I am so negs lately. I was so glad to leave Chicago to go to Ohio, even if it involved renting an extra expensive mini-van to load up on my mother's
old furniture so I could bring it back to Chicago to sell it for her on Craigslist. Oh, and it was Patty's birthday! HAPPY BIRTHDAY PATTY!


This picture is exactly why I eat 3 Snickers bars a day. This was taken just before I picked up The Poox, with whom I argued for 3/5 of the ride to Ohio.
Right after I took this photo the driver looked at me and pointed. Then I pointed at the sign on his car and yelled "SNAXI!" and he shook his head and
drove away. I am the Arnie Grape of the West Loop.

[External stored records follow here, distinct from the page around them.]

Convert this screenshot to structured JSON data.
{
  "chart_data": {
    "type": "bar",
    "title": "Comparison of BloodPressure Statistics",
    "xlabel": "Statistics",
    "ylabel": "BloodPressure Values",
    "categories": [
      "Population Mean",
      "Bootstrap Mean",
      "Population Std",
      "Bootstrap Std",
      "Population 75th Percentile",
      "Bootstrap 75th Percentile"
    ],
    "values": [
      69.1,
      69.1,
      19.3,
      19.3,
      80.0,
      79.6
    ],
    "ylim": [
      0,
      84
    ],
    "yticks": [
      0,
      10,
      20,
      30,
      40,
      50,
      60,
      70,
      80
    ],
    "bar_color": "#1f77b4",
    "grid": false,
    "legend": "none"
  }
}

LOOK, GARY! It was here that I diagnosed myself with a duodenal ulcer. NPR also makes me mad, as well as Warren Zevon. Are you getting all of this, nosey?
Cleveland, Ohio is a lot like Gary, except there's a pointy building in Cleveland.


OH MAN, SAVING GRACE OF THE TRIP: Phil C. & his overwhelming hospitality. When I mentioned we were coming to Ohio he
mentioned that we were more than welcome to HAVE HIS HOUSE. Staying in somebody else's house when they're not there is
like taking over somebody's life. It also made me want to move back to Kent REALLY BADLY. Thanks Phil, you are A #1.


Here's the Pooks & my mama. Patty is telling the story about the time she took her parrot outside with her while she was
doing some yard work. "It flew away and didn't look back," she said. OH NO, I AM WRONG. My mother is pointing at things
for me to move! She's like, "See that giant plant? MOVE IT". Then we drove to somebody's house and took tarps.


There is a heaven for John Cargill and it resides in the parking lot of Lowe's in Streetsboro, Ohio.


I like to refer to this as: IDEAL CLEAN.


I like to refer to this as: NOT IDEAL CLEAN.


Whoa, back in Chicago! Pooks bought fireworks, I got a dining room table & cuckoo clock. I love you, mama.